Full-System Critical Path Analysis

  • Authors:
  • Ali G. Saidi;Nathan L. Binkert;Steven K. Reinhardt;Trevor Mudge

  • Affiliations:
  • The University of Michigan, Department of EECS, saidi@eecs.umich.edu;Hewlett-Packard Labs, Palo Alto, California, binkert@hp.com;The University of Michigan, Department of EECS/ Reservoir Labs, Portland, Oregon, stever@reservoir.com;The University of Michigan, Department of EECS, tnm@eecs.umich.edu

  • Venue:
  • ISPASS '08 Proceedings of the ISPASS 2008 - IEEE International Symposium on Performance Analysis of Systems and software
  • Year:
  • 2008

Quantified Score

Hi-index 0.00

Visualization

Abstract

Many interesting workloads today are limited not by CPU processing power but by the interactions between the CPU, memory system, I/O devices, and the complex software that ties all the components together.

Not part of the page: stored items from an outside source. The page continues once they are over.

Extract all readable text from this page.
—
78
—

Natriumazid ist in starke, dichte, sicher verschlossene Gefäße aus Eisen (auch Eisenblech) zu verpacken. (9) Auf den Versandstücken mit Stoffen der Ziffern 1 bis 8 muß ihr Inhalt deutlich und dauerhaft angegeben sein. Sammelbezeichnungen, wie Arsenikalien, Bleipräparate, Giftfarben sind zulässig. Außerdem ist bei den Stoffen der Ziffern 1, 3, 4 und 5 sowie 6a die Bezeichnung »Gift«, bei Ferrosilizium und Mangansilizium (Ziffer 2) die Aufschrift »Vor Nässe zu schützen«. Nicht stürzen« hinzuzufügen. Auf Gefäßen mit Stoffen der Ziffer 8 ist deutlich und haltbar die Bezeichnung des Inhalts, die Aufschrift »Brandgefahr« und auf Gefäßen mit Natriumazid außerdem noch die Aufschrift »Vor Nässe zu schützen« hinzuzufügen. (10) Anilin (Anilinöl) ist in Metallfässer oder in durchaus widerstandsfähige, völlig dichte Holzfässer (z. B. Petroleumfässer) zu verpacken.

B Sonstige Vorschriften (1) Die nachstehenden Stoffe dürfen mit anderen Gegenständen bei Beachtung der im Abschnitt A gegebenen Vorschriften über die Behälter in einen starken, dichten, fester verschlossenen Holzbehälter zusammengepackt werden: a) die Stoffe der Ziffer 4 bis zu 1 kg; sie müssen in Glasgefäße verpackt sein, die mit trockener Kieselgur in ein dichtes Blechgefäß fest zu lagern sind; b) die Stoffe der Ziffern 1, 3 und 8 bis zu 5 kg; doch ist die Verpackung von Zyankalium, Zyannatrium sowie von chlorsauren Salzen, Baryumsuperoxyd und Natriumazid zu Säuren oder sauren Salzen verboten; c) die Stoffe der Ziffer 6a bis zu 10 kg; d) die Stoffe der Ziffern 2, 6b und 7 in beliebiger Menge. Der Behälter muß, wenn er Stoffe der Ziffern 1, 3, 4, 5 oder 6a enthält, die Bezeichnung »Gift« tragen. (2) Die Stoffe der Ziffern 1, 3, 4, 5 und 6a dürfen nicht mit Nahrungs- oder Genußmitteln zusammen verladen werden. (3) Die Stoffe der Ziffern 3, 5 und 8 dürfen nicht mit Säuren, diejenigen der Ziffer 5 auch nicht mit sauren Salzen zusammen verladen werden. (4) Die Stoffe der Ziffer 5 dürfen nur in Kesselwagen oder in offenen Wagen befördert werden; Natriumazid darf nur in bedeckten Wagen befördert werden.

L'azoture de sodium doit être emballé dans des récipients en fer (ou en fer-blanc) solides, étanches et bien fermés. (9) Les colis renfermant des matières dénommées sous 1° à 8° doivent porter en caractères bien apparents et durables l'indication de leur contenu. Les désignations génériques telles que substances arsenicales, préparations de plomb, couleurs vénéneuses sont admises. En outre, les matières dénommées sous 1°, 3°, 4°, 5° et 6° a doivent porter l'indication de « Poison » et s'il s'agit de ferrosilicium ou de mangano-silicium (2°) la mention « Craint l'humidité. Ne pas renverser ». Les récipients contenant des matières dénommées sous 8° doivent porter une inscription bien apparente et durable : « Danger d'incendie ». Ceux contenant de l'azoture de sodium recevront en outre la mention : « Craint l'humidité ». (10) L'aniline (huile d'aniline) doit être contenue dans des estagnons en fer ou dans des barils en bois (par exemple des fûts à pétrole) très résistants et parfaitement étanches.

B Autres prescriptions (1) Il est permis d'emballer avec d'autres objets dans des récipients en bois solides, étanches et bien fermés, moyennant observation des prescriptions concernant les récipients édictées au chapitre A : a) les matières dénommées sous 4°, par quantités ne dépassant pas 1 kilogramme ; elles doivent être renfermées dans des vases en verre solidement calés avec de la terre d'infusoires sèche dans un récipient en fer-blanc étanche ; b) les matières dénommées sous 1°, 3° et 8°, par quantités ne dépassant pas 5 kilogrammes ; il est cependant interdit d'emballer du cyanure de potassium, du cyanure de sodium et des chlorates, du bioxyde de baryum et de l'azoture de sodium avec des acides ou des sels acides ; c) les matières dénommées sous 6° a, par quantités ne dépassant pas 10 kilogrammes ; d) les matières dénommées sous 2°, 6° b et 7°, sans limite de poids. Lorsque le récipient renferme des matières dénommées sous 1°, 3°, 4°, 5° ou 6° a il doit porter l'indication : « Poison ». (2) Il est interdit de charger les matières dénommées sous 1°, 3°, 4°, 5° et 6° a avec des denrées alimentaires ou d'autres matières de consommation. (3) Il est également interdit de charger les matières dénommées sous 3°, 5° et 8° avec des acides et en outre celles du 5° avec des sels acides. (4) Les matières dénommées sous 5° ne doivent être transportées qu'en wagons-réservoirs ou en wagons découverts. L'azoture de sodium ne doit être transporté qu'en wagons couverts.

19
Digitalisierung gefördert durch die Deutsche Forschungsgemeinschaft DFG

Optimizing these workloads requires identifying performance bottlenecks across concurrent hardware components and across multiple layers of software. Common software profiling techniques cannot account for hardware bottlenecks or situations where software overheads are hidden due to overlap with hardware operations. Critical-path analysis is a powerful approach for identifying bottlenecks in highly concurrent systems, but typically requires detailed domain knowledge to construct the required event dependence graphs. As a result, to date it has been applied only to isolated system layers (e.g., processor microarchitectures or message-passing applications). In this paper we present a novel technique for applying critical-path analysis to complex systems composed of numerous interacting state machines. We avoid tedious up-front modeling by using control-flow tracing to expose implicit software state machines automatically, and iterative refinement to add necessary manual annotations with minimal effort. By applying our technique within a full-system simulator, we achieve an integrated trace of hardware and software events with minimal perturbation. As a result, we can perform this analysis across the user/kernel and hardware/software boundaries and even across multiple systems. We apply this technique to analyzing network performance, and show that we are able to find performance bottlenecks in both hardware and software, including some surprising bottlenecks in the Linux 2.6.13 kernel.